Final answer:
The statement 'f(1) + f(2) < 1' is true because each probability in a discrete probability distribution must be between 0 and 1, inclusive, and the sum of all probabilities must equal 1. To accommodate the strictly positive probability for f(3), f(1) and f(2) must together sum to less than 1.
Step-by-step explanation:
The question asks whether the following statement is true or false: 'f(1) + f(2) < 1', where f(z) is the probability mass function (PMF) of a discrete random variable Z that can take the values {1,2,3}.
A discrete random variable is defined by a set of values it can take, each with its own probability. For this random variable, there are only three possible outcomes: 1, 2, and 3. The essential characteristics of a discrete probability distribution function for a such random variable are that each probability must be between 0 and 1, inclusive, and that the sum of all probabilities must equal 1.

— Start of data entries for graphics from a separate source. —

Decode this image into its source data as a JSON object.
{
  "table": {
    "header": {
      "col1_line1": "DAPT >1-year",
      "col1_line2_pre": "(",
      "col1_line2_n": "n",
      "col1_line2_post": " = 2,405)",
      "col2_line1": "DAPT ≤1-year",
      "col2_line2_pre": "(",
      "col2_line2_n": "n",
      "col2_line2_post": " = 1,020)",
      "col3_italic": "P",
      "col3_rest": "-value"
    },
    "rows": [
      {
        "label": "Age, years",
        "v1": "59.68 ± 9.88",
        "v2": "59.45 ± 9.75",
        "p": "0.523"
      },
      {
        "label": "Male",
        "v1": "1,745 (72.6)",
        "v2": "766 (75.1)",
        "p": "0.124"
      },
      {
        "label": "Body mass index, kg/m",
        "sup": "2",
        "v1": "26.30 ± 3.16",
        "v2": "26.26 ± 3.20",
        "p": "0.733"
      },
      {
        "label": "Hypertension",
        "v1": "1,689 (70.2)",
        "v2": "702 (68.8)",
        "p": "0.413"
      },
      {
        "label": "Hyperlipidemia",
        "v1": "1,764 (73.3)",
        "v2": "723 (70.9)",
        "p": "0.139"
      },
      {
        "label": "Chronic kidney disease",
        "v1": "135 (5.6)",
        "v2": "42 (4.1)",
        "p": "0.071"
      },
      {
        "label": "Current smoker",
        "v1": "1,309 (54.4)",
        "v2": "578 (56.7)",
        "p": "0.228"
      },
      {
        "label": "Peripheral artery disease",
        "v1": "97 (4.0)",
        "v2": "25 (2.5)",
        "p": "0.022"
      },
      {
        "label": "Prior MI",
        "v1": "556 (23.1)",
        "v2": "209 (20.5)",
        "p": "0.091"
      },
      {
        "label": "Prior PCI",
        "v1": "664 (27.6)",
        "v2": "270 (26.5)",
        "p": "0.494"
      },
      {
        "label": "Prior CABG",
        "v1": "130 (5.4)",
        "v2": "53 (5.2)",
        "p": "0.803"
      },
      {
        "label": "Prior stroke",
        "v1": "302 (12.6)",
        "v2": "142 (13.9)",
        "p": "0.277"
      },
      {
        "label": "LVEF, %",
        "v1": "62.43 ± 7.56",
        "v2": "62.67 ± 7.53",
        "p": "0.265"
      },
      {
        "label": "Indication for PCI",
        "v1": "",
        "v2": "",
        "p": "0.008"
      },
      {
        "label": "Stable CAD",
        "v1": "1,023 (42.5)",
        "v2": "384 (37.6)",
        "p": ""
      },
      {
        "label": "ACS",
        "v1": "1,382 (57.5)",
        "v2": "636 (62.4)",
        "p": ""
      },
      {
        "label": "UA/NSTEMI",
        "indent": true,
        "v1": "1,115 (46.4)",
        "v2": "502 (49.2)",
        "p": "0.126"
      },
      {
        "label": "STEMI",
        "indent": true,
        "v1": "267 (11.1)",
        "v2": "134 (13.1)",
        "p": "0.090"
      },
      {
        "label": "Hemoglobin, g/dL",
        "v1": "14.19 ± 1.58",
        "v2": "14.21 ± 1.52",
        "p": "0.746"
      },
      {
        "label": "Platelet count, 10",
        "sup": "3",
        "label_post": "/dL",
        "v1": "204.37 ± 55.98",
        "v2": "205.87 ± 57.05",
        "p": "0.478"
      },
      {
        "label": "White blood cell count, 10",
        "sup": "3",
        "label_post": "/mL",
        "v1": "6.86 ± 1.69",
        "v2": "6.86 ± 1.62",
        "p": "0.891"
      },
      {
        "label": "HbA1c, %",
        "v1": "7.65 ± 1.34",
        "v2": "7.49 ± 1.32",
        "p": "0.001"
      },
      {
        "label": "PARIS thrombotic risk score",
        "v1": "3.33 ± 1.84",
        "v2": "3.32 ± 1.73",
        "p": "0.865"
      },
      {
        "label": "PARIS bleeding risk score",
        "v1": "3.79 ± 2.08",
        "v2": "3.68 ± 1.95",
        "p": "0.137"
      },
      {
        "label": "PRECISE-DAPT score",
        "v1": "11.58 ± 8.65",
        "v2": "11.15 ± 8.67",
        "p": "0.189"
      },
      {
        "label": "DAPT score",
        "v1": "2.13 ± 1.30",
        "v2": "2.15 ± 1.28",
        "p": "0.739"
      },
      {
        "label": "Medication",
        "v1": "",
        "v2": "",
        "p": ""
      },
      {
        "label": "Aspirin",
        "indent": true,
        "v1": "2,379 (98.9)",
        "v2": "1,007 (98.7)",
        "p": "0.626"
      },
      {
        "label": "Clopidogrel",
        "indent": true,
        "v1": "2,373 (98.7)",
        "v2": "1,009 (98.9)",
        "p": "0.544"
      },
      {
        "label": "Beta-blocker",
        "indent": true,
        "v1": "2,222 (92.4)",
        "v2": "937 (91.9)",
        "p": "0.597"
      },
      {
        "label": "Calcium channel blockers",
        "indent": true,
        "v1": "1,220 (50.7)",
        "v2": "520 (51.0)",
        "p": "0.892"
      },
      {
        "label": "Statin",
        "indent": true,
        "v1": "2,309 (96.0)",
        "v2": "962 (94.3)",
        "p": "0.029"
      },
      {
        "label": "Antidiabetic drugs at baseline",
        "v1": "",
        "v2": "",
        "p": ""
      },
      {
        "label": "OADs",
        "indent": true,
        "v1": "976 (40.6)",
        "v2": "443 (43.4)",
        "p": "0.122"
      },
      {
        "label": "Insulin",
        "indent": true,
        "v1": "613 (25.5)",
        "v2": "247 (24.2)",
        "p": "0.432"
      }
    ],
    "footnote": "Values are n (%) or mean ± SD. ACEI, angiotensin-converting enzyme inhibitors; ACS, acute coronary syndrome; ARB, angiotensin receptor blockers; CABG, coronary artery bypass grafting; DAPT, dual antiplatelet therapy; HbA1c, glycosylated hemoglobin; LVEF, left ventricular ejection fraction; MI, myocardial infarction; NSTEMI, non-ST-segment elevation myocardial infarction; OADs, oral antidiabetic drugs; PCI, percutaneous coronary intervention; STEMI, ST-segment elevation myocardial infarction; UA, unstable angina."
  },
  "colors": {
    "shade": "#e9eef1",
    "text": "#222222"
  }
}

Based on this, the statement 'f(1) + f(2) < 1' is True. This is because the probability of the third value, f(3), must be strictly positive, as given by the condition of the question. Thus, if f(1) and f(2) were to sum up to 1 or more together, this would leave no probability mass for f(3), which would violate the requirements of a discrete probability distribution. Therefore, f(1) + f(2) must indeed total less than 1 to allow for a strictly positive probability for f(3).